The Cabinet, chaired by the Prime Minister Narendra Modi, on Tuesday cleared recapitalisation of IDBI Bank, in which the government will infuse Rs 4,557 crore, and Life Insurance Corporation (LIC) will invest Rs 4,743 crore.
"The capital infusion will help in completing the process of IDBI Bank's turnaround and enable it to return to profitability and normal lending, and giving Government the option of recovering its investment at an opportune time," the Cabinet said.
This development follows Finance Minister Nirmala Sitharaman's declaration of an upfront capital infusion of Rs 70,000 crore to the public sector banks less than a fortnight ago.
On the Bombay Stock Exchange (BSE), IDBI Bank share price gained as much as 10.84 per cent to touch an intraday high of Rs 29.65 apiece from Friday's closing figure of Rs 26.75 in an otherwise weak market. Paring some of early gains, the stock closed at Rs 28.80, up 7.66 per cent.

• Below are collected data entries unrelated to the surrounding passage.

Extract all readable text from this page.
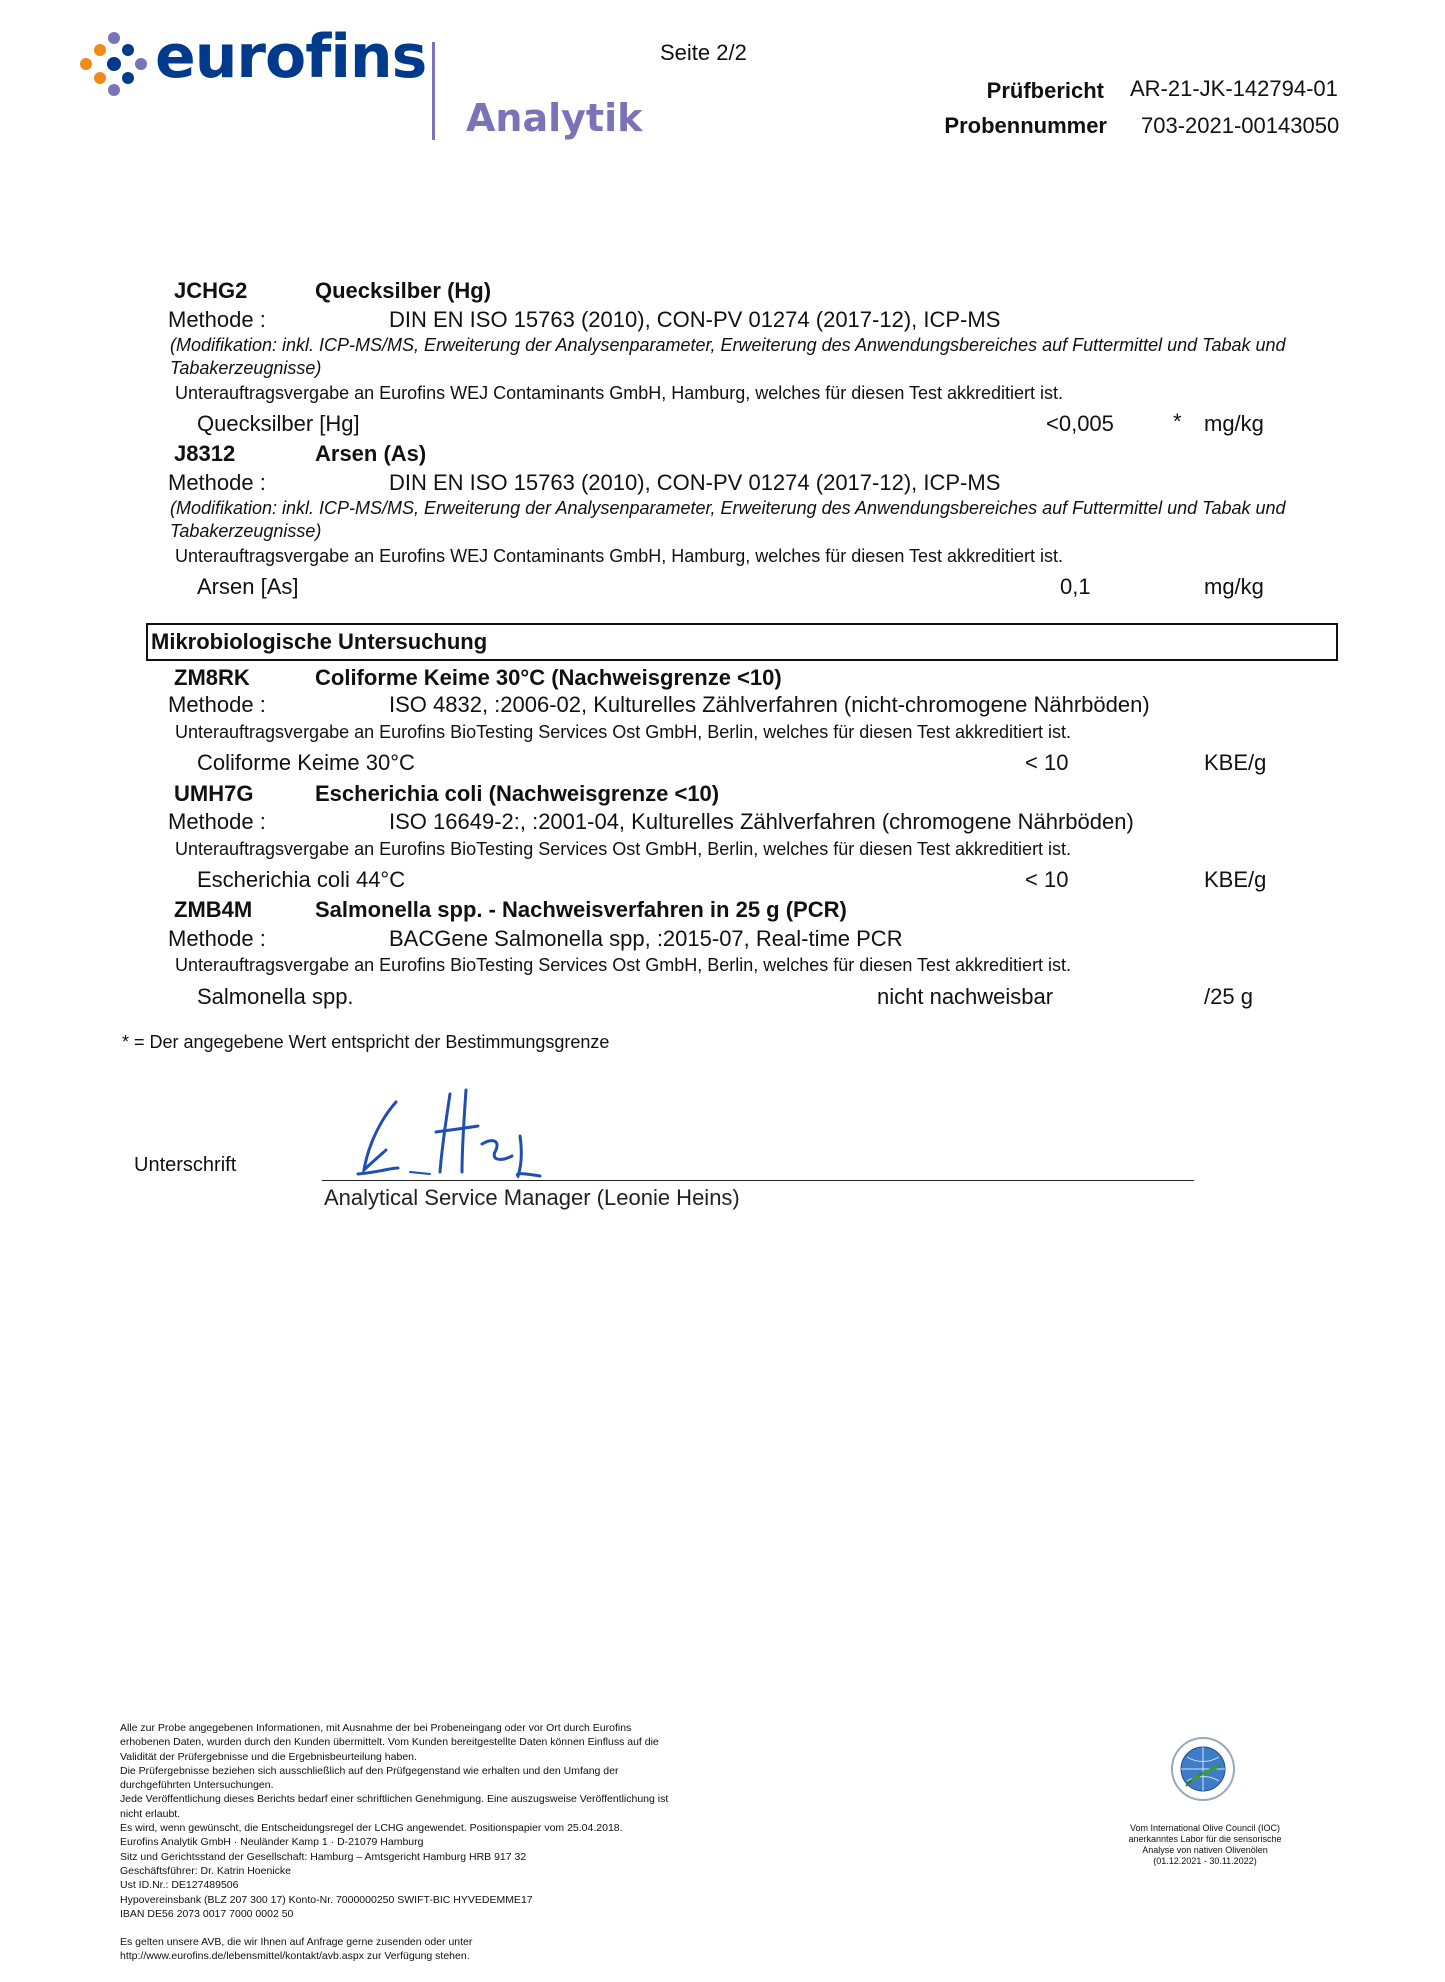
eurofins
Analytik
Seite 2/2
Prüfbericht AR-21-JK-142794-01
Probennummer 703-2021-00143050
JCHG2	Quecksilber (Hg)
Methode :	DIN EN ISO 15763 (2010), CON-PV 01274 (2017-12), ICP-MS
(Modifikation: inkl. ICP-MS/MS, Erweiterung der Analysenparameter, Erweiterung des Anwendungsbereiches auf Futtermittel und Tabak und Tabakerzeugnisse)
Unterauftragsvergabe an Eurofins WEJ Contaminants GmbH, Hamburg, welches für diesen Test akkreditiert ist.
Quecksilber [Hg]	<0,005	* mg/kg
J8312	Arsen (As)
Methode :	DIN EN ISO 15763 (2010), CON-PV 01274 (2017-12), ICP-MS
(Modifikation: inkl. ICP-MS/MS, Erweiterung der Analysenparameter, Erweiterung des Anwendungsbereiches auf Futtermittel und Tabak und Tabakerzeugnisse)
Unterauftragsvergabe an Eurofins WEJ Contaminants GmbH, Hamburg, welches für diesen Test akkreditiert ist.
Arsen [As]	0,1	mg/kg
Mikrobiologische Untersuchung
ZM8RK	Coliforme Keime 30°C (Nachweisgrenze <10)
Methode :	ISO 4832, :2006-02, Kulturelles Zählverfahren (nicht-chromogene Nährböden)
Unterauftragsvergabe an Eurofins BioTesting Services Ost GmbH, Berlin, welches für diesen Test akkreditiert ist.
Coliforme Keime 30°C	< 10	KBE/g
UMH7G	Escherichia coli (Nachweisgrenze <10)
Methode :	ISO 16649-2:, :2001-04, Kulturelles Zählverfahren (chromogene Nährböden)
Unterauftragsvergabe an Eurofins BioTesting Services Ost GmbH, Berlin, welches für diesen Test akkreditiert ist.
Escherichia coli 44°C	< 10	KBE/g
ZMB4M	Salmonella spp. - Nachweisverfahren in 25 g (PCR)
Methode :	BACGene Salmonella spp, :2015-07, Real-time PCR
Unterauftragsvergabe an Eurofins BioTesting Services Ost GmbH, Berlin, welches für diesen Test akkreditiert ist.
Salmonella spp.	nicht nachweisbar	/25 g
* = Der angegebene Wert entspricht der Bestimmungsgrenze
Unterschrift
Analytical Service Manager (Leonie Heins)
Alle zur Probe angegebenen Informationen, mit Ausnahme der bei Probeneingang oder vor Ort durch Eurofins
erhobenen Daten, wurden durch den Kunden übermittelt. Vom Kunden bereitgestellte Daten können Einfluss auf die
Validität der Prüfergebnisse und die Ergebnisbeurteilung haben.
Die Prüfergebnisse beziehen sich ausschließlich auf den Prüfgegenstand wie erhalten und den Umfang der
durchgeführten Untersuchungen.
Jede Veröffentlichung dieses Berichts bedarf einer schriftlichen Genehmigung. Eine auszugsweise Veröffentlichung ist
nicht erlaubt.
Es wird, wenn gewünscht, die Entscheidungsregel der LCHG angewendet. Positionspapier vom 25.04.2018.
Eurofins Analytik GmbH · Neuländer Kamp 1 · D-21079 Hamburg
Sitz und Gerichtsstand der Gesellschaft: Hamburg – Amtsgericht Hamburg HRB 917 32
Geschäftsführer: Dr. Katrin Hoenicke
Ust ID.Nr.: DE127489506
Hypovereinsbank (BLZ 207 300 17) Konto-Nr. 7000000250 SWIFT-BIC HYVEDEMME17
IBAN DE56 2073 0017 7000 0002 50
Es gelten unsere AVB, die wir Ihnen auf Anfrage gerne zusenden oder unter
http://www.eurofins.de/lebensmittel/kontakt/avb.aspx zur Verfügung stehen.
Vom International Olive Council (IOC)
anerkanntes Labor für die sensorische
Analyse von nativen Olivenölen
(01.12.2021 - 30.11.2022)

IDBI Bank shares gained 5.78 per cent to settle at Rs 28.35 on the National Stock Exchange (NSE).
In contrast, the S&P BSE Bankex index ended 752.96 points, or 2.43 per cent, lower at 30,196.76 after Finance Minister Nirmala Sitharaman on Friday announced the merger of 10 public sector banks into four entities to make them stronger and sustainable as well as increase their lending ability. Shares of PSU bank stocks, including Punjab National Bank, Indian Bank, Oriental Bank of Commerce and Canara Bank fell between 5% and 9% in trade today.

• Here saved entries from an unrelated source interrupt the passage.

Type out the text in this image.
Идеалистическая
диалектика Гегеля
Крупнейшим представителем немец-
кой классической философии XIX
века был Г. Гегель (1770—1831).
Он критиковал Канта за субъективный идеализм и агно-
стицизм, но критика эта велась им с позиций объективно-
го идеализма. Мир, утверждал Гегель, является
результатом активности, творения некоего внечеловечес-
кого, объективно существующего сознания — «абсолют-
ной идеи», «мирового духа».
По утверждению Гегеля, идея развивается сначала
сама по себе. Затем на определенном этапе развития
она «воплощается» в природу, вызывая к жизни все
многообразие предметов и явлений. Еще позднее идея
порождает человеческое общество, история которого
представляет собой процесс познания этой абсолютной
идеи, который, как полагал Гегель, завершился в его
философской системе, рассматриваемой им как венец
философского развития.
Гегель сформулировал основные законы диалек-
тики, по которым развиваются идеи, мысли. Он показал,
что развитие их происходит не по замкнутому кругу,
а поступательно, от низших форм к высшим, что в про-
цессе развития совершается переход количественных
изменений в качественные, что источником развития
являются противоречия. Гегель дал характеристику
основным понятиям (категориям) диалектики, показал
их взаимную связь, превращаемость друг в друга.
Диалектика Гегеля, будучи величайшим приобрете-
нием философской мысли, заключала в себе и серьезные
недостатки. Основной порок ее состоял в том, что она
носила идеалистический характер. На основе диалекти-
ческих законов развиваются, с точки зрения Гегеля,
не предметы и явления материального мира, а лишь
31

Meanwhile, the benchmark S&P BSE Sensex plunged 769.88 points, or 2.06 per cent, to close at 36,562.91.
The stressed IDBI Bank, which reported a net loss of Rs 3,800 crore in the first quarter and put on credit watch by ratings agency S&P Global last month, needed a one-time infusion of capital to complete the exercise of dealing with its legacy book. After this capital infusion, IDBI Bank is expected to be able to subsequently raise further capital on its own and expected to come out of RBI's Prompt Corrective Action (PCA) framework sometime next year, as per the Cabinet statement.

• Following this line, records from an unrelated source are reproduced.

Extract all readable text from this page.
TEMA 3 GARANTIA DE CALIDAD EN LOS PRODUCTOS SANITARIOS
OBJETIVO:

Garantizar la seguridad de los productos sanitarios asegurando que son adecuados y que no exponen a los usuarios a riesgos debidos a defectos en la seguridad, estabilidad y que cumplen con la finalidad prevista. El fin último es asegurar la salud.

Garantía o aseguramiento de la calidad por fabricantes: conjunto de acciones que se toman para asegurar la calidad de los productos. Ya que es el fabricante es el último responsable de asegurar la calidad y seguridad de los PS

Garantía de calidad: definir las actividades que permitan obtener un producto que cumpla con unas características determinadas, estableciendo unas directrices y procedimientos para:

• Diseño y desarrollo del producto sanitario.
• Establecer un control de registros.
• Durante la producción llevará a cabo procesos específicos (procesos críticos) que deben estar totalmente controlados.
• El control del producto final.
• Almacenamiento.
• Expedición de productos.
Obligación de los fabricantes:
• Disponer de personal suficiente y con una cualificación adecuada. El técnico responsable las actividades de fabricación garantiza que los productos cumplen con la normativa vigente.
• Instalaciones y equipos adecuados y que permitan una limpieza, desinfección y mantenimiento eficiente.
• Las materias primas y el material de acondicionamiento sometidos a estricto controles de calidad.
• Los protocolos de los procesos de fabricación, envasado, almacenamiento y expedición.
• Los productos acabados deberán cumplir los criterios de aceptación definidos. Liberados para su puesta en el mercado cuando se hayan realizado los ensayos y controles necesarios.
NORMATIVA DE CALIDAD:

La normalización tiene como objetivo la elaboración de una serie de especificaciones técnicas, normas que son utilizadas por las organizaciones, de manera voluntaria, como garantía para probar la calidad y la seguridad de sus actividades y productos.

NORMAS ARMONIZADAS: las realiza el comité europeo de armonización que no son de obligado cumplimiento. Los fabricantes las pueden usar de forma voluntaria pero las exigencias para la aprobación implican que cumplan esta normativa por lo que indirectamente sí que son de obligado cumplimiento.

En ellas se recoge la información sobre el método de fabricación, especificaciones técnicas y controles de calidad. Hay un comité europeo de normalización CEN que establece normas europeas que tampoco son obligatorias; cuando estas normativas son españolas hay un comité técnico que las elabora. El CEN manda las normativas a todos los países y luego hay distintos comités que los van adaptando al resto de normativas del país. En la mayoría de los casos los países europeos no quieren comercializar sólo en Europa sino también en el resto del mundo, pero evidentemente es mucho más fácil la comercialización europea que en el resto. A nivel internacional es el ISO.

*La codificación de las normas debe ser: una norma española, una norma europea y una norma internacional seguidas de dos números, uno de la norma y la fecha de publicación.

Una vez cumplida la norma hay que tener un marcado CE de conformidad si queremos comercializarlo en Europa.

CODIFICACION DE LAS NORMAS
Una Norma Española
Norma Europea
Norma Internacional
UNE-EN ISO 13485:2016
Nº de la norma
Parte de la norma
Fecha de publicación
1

IDBI Bank has already substantially cleaned up its balance sheet, reducing net non-performing asset (NPA) from peak of 18.8 per cent in June 2018 to 8 per cent in June 2019.
"This cash neutral infusion will be through recap bonds i.e. Government infusing capital into the bank and the bank buying the recap bond from the Government the same day, with no impact on liquidity or current year's Budget," it said.
Following cabinet's approval in August 2018, LIC completed acquisition of 51 per cent stake in IDBI Bank in January this year, while government continued to be a promoter and owned 46.46 per cent shares in the bank.